Claude Gellée nació el
1600 en Chamagne, cerca de Lunéville, al sur de Nancy, en el ducado de Lorena,
por aquél entonces una región independiente. Huérfano desde 1612, pasó una
breve estancia con su hermano mayor en Friburgo de Brisgovia; éste, escultor en
madera especializado en marquetería, le enseñaría los rudimentos del dibujo. En
1613 viaja a Roma, donde trabaja de pastelero, oficio tradicional lorenés, y
entra al servicio de Agostino Tassi, pintor paisajista tardomanierista, del que
posteriormente sería discípulo. En los años 1619-21 se establece en Nápoles,
donde estudia pintura junto a Gottfried Wals, pintor originario de Colonia. En
1625 inicia un viaje por Loreto, Venecia, Tirol y Baviera, y vuelve a su lugar
de origen, estableciéndose en Nancy por año y medio. Aquí colaborará como
ayudante de Claude Deruet, pintor de la corte ducal, trabajando en los frescos
de la iglesia de los Carmelitas de Nancy (hoy perdidos).
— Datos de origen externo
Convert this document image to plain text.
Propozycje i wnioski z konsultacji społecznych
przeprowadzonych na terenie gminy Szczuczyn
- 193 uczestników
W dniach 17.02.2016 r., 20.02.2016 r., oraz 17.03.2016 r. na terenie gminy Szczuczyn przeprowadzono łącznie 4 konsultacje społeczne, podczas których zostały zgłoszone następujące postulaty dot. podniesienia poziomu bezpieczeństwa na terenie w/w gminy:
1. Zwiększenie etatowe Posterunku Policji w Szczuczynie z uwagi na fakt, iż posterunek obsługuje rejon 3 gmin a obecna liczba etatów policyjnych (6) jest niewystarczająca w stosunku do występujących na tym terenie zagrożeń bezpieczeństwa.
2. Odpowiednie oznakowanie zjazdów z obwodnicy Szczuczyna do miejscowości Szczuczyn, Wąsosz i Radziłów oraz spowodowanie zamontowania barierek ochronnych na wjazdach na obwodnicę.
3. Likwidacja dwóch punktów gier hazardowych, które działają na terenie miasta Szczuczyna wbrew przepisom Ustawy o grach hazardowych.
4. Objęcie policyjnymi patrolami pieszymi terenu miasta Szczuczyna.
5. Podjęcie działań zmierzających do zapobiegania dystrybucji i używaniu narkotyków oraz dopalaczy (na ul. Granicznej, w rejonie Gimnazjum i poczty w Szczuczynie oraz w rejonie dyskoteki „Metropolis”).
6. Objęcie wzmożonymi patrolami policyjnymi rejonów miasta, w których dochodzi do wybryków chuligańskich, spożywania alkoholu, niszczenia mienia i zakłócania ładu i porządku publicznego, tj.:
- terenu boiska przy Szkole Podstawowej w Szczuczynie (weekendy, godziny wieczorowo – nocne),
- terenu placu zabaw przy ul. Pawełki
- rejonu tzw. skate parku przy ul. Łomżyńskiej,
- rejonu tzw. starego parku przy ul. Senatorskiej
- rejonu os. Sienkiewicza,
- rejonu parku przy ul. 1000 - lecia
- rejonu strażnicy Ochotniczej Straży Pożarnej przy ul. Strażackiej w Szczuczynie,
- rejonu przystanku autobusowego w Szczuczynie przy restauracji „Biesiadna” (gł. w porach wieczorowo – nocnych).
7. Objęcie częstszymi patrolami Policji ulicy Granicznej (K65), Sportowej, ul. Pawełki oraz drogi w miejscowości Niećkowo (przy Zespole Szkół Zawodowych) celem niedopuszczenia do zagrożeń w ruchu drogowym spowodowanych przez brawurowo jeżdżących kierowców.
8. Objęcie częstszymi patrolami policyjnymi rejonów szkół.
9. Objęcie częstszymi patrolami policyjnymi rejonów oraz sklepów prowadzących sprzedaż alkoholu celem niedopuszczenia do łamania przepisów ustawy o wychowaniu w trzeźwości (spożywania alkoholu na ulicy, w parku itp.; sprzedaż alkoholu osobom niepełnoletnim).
Por último, en 1627
regresa a Roma, ciudad donde permanecerá el resto de sus días.
En la década de 1630 empieza a consolidarse como pintor, haciendo paisajes inspirados en la campiña romana, de aire bucólico-pastoril. Firma sus cuadros como “le lorrain” (el lorenés), por lo que empieza a ser conocido como Claude Lorrain.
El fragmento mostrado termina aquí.